An increasingly narrow coterie of trusted media figures is being granted access to the prime minister. The effect isn’t only seen in who Erdoğan accepts onto his plane; it is also there in the TV stations and newspapers that he and other prominent government figures choose to grant interviews to, and in the hand-picking of interlocutors during these exchanges. Of course, democratic governments across the world have media groups to which they are closer and which, to some extent, they rely on; indeed, the opposition parties in Turkey also have their own “reliable” media camps. But there’s something blatantly unfair about the mutually supportive state-private network that is reinforcing the AKP government in power today. The cosiness of the prime minister and the media accepted onto his jet is just one of the most obvious examples of this favouritism.

Last week, the Nielsen Company’s AdEx advertising information report caused quite a stir in Turkey, revealing how advertising provided by state companies was weighted heavily in favour of government-friendly media groups. According to the report, of the 18 national newspapers examined, the three that received the most public advertising slots in the first six months of 2014 were the pro-government Sabah, Star and Milliyet dailies. The bottom five, meanwhile, were all broadly AKP sceptics, despite two of them – Posta and Zaman – having the highest circulation figures in the country. The two newspapers known as being close to the movement of ally-turned-bête noir Fethullah Gülen – Bugün and Zaman – received almost zero advertising from state institutions. Similarly, TV stations that are known to be closer to the government received far more advertising from public bodies in the first half of the year. Two pro-Gülen television channels – Samanyolu and Bugün TV – received no advertising revenue whatsoever from state companies. While much of the recent focus has been on public broadcaster TRT’s hugely imbalanced coverage in favour of Erdoğan ahead of next month’s presidential election, the way that state institutions are marching in lock-step with government-friendly private companies also has perilous consequences.

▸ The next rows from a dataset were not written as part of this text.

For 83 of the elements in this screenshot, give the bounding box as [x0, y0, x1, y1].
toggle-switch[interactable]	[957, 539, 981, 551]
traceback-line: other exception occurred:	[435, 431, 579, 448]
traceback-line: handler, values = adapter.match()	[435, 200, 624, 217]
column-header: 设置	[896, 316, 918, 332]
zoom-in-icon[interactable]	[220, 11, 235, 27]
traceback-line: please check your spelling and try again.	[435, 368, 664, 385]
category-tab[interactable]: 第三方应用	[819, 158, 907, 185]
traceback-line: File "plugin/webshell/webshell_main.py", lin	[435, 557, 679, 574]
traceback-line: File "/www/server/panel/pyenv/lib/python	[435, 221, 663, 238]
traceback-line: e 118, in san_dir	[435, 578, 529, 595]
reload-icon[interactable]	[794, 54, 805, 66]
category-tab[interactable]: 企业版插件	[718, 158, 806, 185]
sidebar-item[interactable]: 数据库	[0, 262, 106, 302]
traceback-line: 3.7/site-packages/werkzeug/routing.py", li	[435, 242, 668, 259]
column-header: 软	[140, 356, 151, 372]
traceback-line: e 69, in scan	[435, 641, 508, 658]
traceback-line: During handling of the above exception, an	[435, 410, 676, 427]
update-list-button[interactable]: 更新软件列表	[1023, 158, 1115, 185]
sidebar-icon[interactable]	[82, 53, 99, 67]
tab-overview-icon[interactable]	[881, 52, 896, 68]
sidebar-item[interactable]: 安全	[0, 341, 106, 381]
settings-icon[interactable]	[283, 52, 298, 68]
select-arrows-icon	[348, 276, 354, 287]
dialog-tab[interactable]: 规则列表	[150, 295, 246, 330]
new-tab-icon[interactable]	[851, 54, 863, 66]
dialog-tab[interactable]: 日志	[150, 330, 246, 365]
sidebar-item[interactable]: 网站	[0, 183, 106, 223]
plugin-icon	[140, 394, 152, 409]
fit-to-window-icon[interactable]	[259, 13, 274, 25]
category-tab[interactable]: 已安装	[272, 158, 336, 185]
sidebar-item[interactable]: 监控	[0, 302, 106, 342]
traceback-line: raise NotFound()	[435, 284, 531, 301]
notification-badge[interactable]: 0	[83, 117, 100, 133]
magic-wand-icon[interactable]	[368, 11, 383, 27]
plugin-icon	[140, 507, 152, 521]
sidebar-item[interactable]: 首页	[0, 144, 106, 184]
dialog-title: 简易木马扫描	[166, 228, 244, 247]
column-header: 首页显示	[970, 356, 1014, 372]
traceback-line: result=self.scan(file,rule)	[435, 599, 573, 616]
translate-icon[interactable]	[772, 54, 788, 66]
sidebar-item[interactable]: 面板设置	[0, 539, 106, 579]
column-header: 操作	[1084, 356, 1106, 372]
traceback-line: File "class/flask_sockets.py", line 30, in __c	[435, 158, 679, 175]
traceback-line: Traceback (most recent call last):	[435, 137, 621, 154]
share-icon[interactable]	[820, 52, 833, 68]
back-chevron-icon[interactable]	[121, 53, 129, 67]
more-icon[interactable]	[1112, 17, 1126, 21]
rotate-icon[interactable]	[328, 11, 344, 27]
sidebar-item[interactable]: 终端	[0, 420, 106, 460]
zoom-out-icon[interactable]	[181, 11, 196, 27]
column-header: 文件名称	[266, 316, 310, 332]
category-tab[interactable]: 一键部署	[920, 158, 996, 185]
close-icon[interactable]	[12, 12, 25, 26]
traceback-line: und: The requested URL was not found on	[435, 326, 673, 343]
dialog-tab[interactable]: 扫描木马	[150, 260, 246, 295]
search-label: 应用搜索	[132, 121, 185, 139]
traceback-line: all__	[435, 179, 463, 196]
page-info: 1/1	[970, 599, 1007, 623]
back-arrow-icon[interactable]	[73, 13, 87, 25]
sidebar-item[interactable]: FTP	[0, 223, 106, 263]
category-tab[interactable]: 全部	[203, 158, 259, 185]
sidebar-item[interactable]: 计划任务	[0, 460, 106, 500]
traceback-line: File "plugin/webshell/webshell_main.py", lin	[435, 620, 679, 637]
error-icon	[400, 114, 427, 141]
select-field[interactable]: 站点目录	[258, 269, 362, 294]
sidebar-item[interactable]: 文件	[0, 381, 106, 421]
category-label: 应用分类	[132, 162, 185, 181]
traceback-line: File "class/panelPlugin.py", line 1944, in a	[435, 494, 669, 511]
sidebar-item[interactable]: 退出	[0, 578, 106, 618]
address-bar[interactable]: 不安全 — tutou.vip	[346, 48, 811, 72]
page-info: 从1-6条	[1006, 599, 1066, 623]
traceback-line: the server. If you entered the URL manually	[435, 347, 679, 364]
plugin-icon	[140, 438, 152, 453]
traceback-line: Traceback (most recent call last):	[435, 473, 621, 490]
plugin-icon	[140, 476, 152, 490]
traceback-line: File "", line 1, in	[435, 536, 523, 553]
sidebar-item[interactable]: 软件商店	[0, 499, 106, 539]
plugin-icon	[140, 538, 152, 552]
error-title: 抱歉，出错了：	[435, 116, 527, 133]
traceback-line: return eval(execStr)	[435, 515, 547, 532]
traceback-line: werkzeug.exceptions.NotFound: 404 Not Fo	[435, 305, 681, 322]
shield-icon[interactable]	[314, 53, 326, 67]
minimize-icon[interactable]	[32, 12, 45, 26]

The issue of who gets to travel on the prime minister’s private jet is only one symptom of a Turkish media stuck in a broader partisan malaise. Indeed, while those who get invited onto the PM’s plane see their role as only being to transmit whatever the prime minister says, the myopic fixation on every word uttered by Erdoğan is unfortunately shared across pro- and anti-government outlets (as I have previously written). With important exceptions, all sides are sucked into an endless, meaningless argument about where they stand on whatever Erdoğan’s latest utterances and positions are – those positions are the fuel motoring 80 percent of Turkish media’s shallow news agenda. “Important Statements from the Prime Minister” stories are only becoming more common as power becomes more centralized around one man, and the situation isn’t likely to improve after Erdoğan is elected president next month.